Economics is taught as part of the social science curriculum. In common with other social science subjects, Economics aims to develop in students a critical and evaluative approach as we strongly believe that knowing how (different) people see the world allows our learners to make sense of the world, ask questions of it and know how to change it.
Economics provides learners with a language that allows them to understand that every decision is an economic decision and that all decisions taken come with a consequence. Learners will be active economic citizens as they will be given the toolkit needed to explore how financial markets, individuals, the public and private sector are all striving to make the best decisions they can; given that there are infinite wants and finite resources. The knowledge that they acquire will allow them to judge the economic choices made by themselves and by other economic agents.
Economics has been recently added to the subjects delivered at Allerton Grange. We follow the Edexcel A specification.
Economics is a very interesting but demanding A-level. You will need to regularly consolidate class learning by reviewing your notes, creating revision resources and flashcards or by watching videos and reading articles.

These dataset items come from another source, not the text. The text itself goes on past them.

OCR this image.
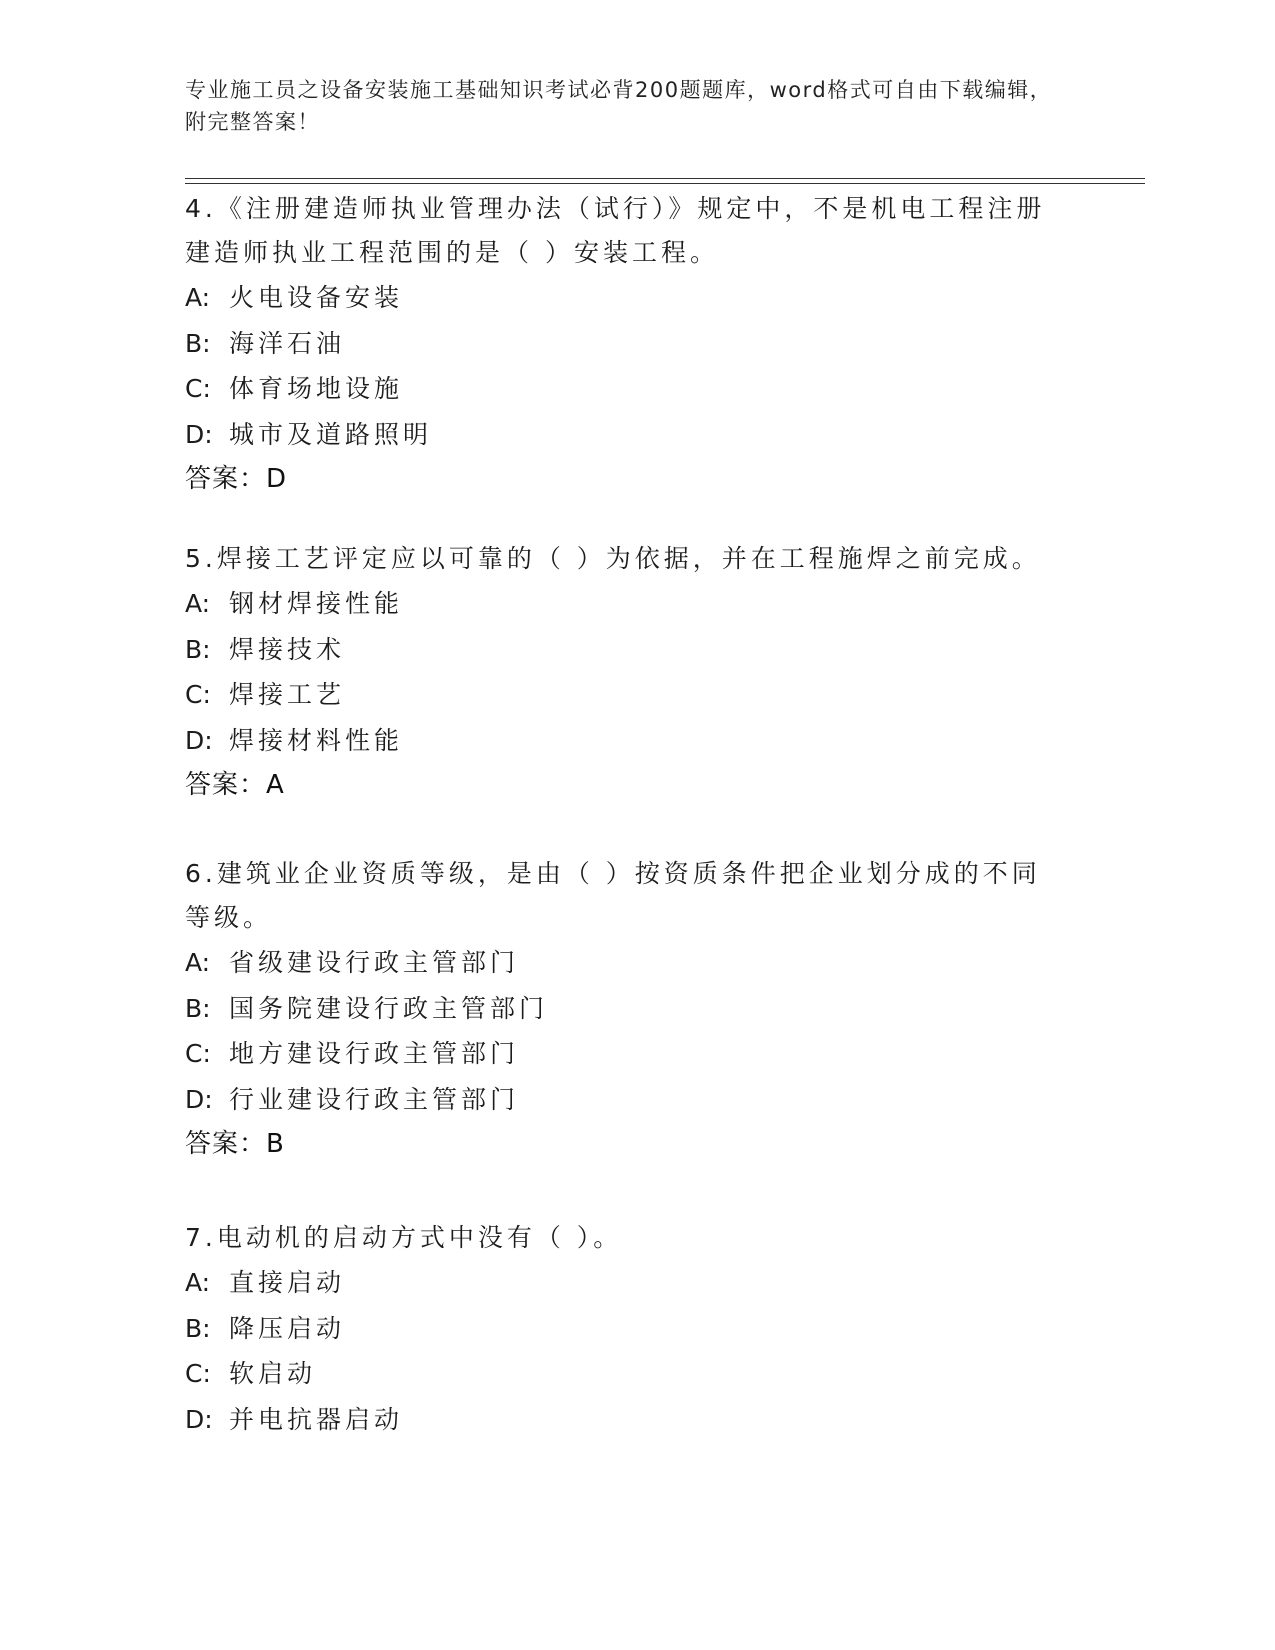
专业施工员之设备安装施工基础知识考试必背200题题库，word格式可自由下载编辑，附完整答案！

4.《注册建造师执业管理办法（试行）》规定中，不是机电工程注册建造师执业工程范围的是（ ）安装工程。

A: 火电设备安装

B: 海洋石油

C: 体育场地设施

D: 城市及道路照明

答案：D

5.焊接工艺评定应以可靠的（ ）为依据，并在工程施焊之前完成。

A: 钢材焊接性能

B: 焊接技术

C: 焊接工艺

D: 焊接材料性能

答案：A

6.建筑业企业资质等级，是由（ ）按资质条件把企业划分成的不同等级。

A: 省级建设行政主管部门

B: 国务院建设行政主管部门

C: 地方建设行政主管部门

D: 行业建设行政主管部门

答案：B

7.电动机的启动方式中没有（ ）。

A: 直接启动

B: 降压启动

C: 软启动

D: 并电抗器启动
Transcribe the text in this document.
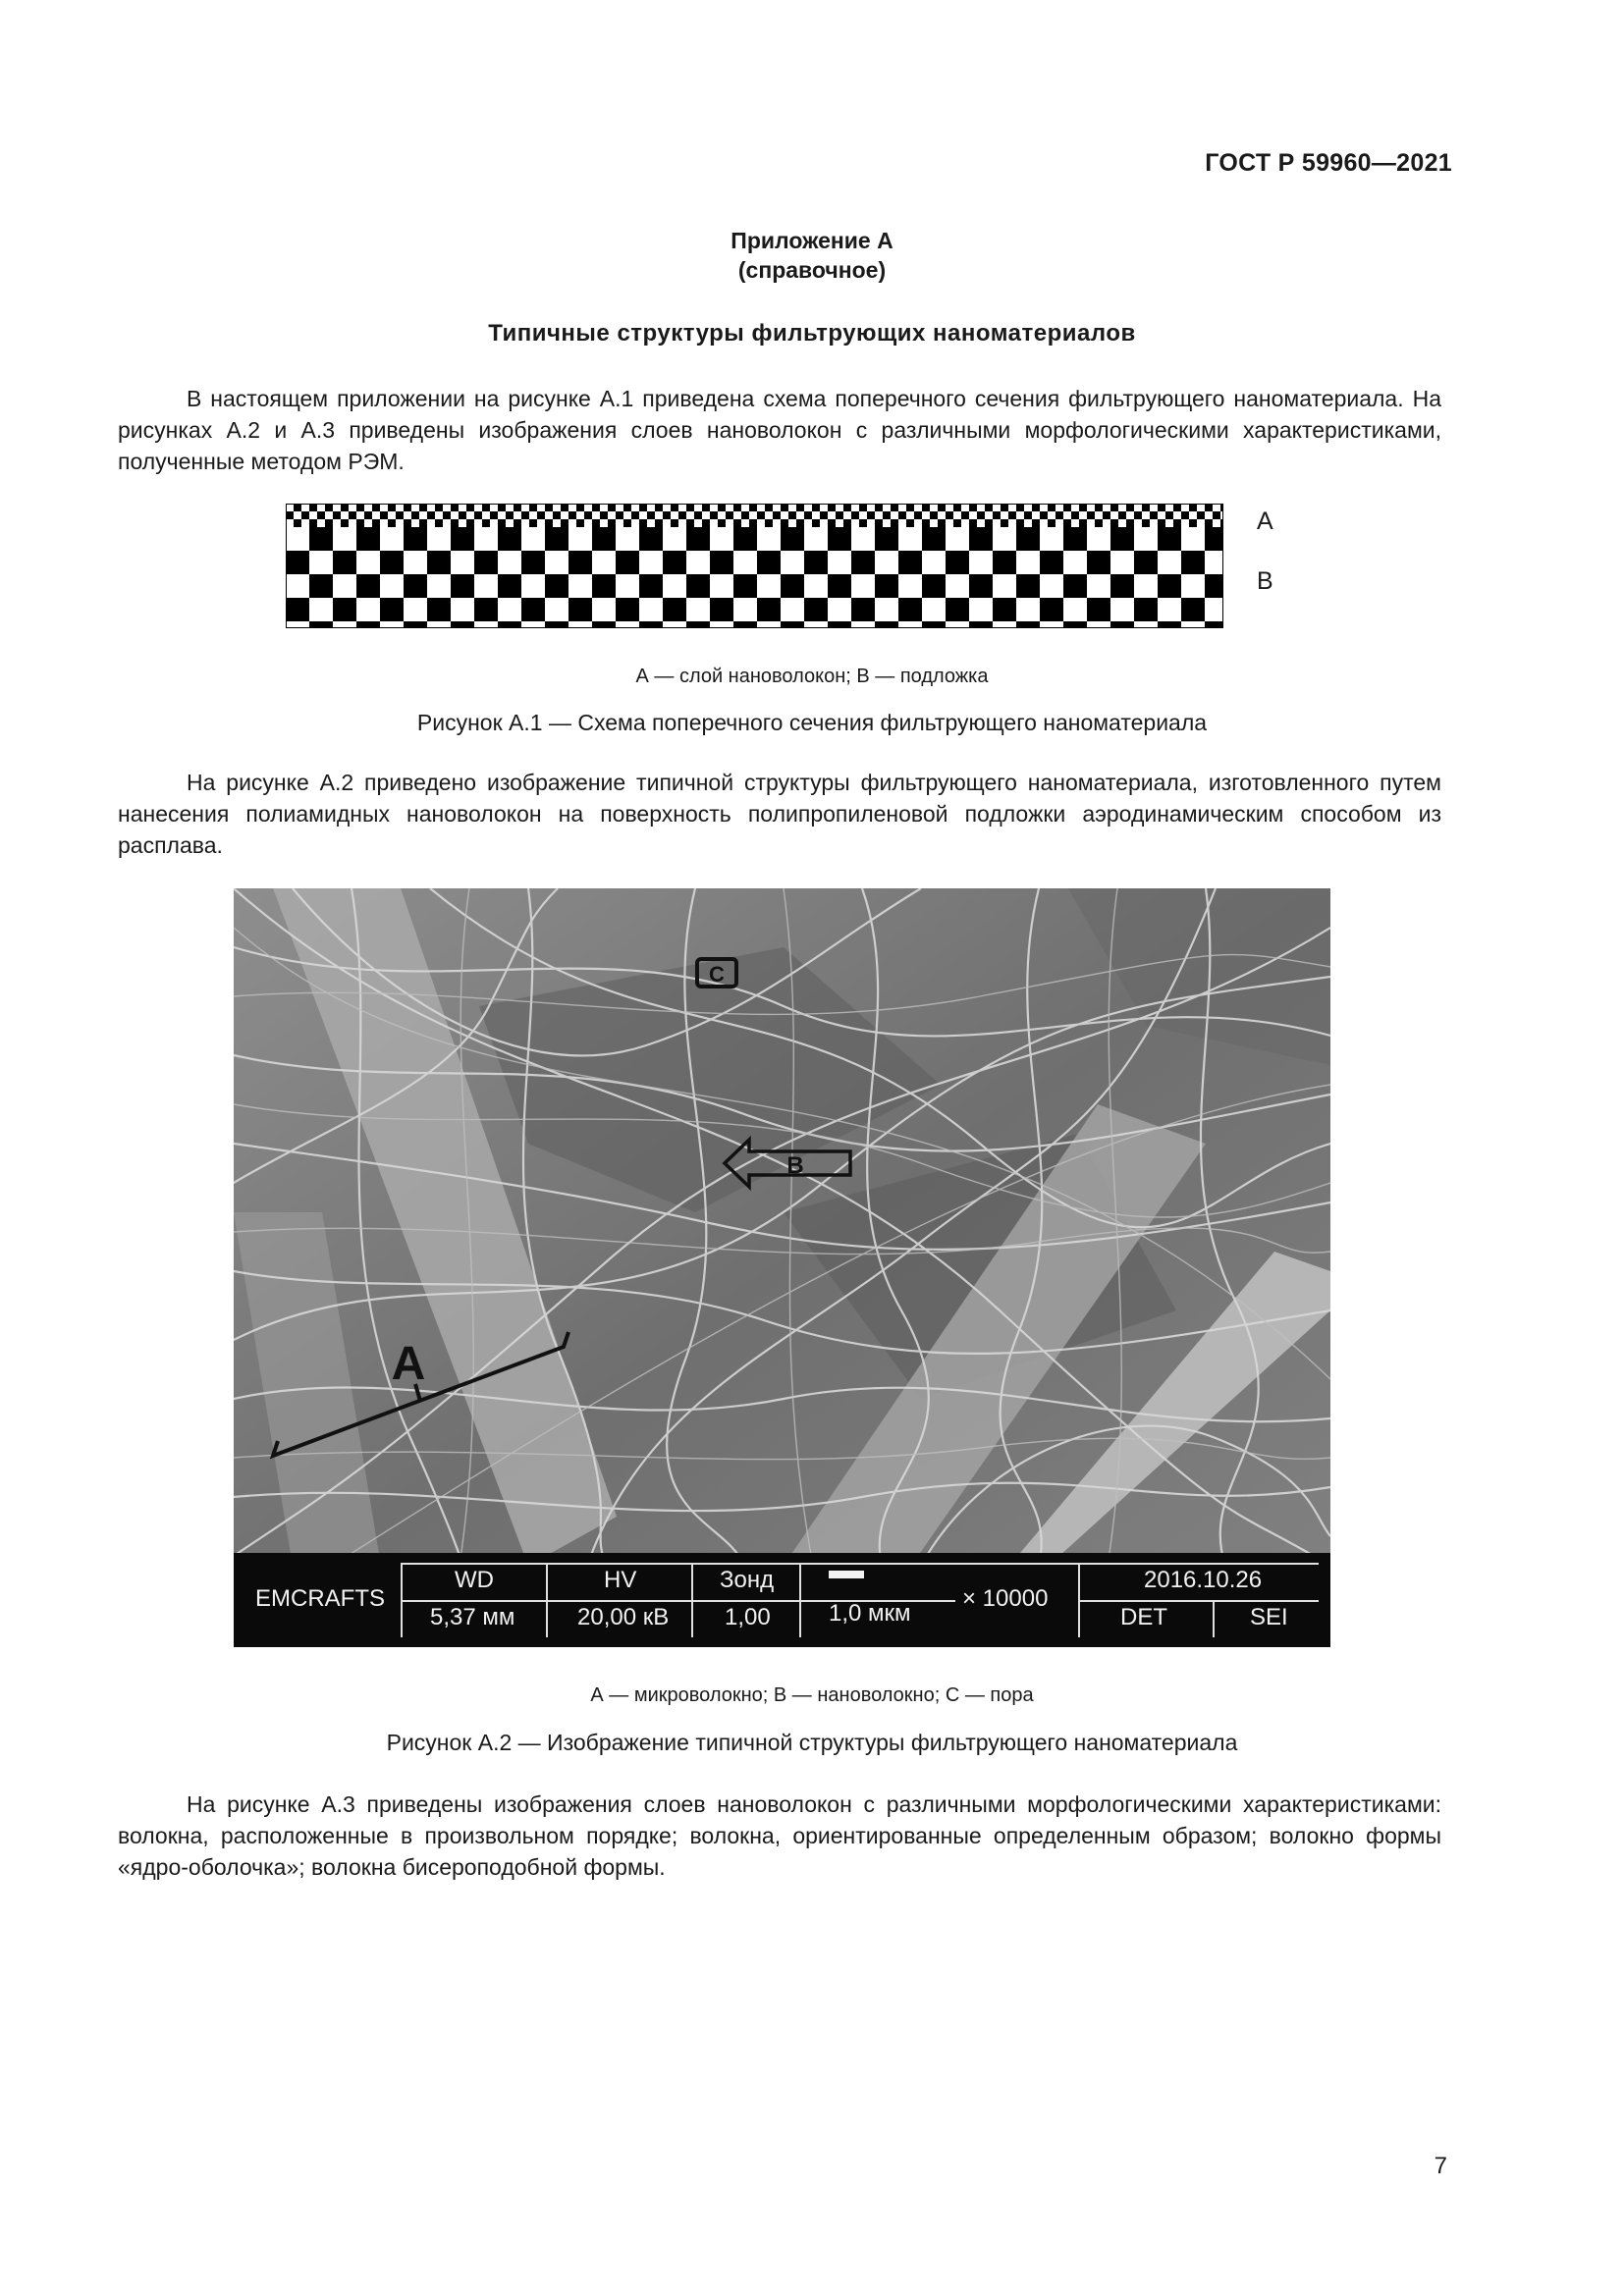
ГОСТ Р 59960—2021
Приложение А
(справочное)
Типичные структуры фильтрующих наноматериалов
В настоящем приложении на рисунке А.1 приведена схема поперечного сечения фильтрующего наноматериала. На рисунках А.2 и А.3 приведены изображения слоев нановолокон с различными морфологическими характеристиками, полученные методом РЭМ.
А
В
А — слой нановолокон; В — подложка
Рисунок А.1 — Схема поперечного сечения фильтрующего наноматериала
На рисунке А.2 приведено изображение типичной структуры фильтрующего наноматериала, изготовленного путем нанесения полиамидных нановолокон на поверхность полипропиленовой подложки аэродинамическим способом из расплава.
С
В
А
EMCRAFTS
WD
5,37 мм
HV
20,00 кВ
Зонд
1,00 1,0 мкм
× 10000
2016.10.26
DET	SEI
А — микроволокно; В — нановолокно; С — пора
Рисунок А.2 — Изображение типичной структуры фильтрующего наноматериала
На рисунке А.3 приведены изображения слоев нановолокон с различными морфологическими характеристиками: волокна, расположенные в произвольном порядке; волокна, ориентированные определенным образом; волокно формы «ядро-оболочка»; волокна бисероподобной формы.
7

To access the higher marks you will need to use real life examples and situations, you need to keep a scrap book of news articles relating to economic stories from the UK and around the world.
Economics fits well with other social sciences, such as Sociology, Psychology, History or Politics, as well as Humanities, such as Geography and Religious Studies.
The course is a 2 Year linear A level course which is formally examined at the end of Year 13. Students will, however, sit a mock examination to determine the suitability to continue to Year 13.
More information can be found at
Regular catch up sessions are held in the pod every Tuesday and Thursday. They are optional and voluntary for students, however, students may be directed to the sessions if their progress is below target.
Students continue to examine the key theories in economics, through studying two new topics.
• Labour economics – discussing wage determination.
• Arguments for and against government intervention.
• Analysis of TU power and minimum wage.
• Business economies – looking at efficiency and levels of choice in different market structures.
• Globalisation – focus on the developments of the last 50 years.
• Discussing the merits and drawbacks of free trade and trade restrictions.
• Emerging and developing economies – discussing the interdependence between economies.
• Financial markets and the role of the central bank.
A good range of GCSEs at grades 9 to 4, including English and Maths. A grade of 5 or above in English Language is required for this course.
Economics provides you with good analytical thinking skills which are sought after by universities and employers.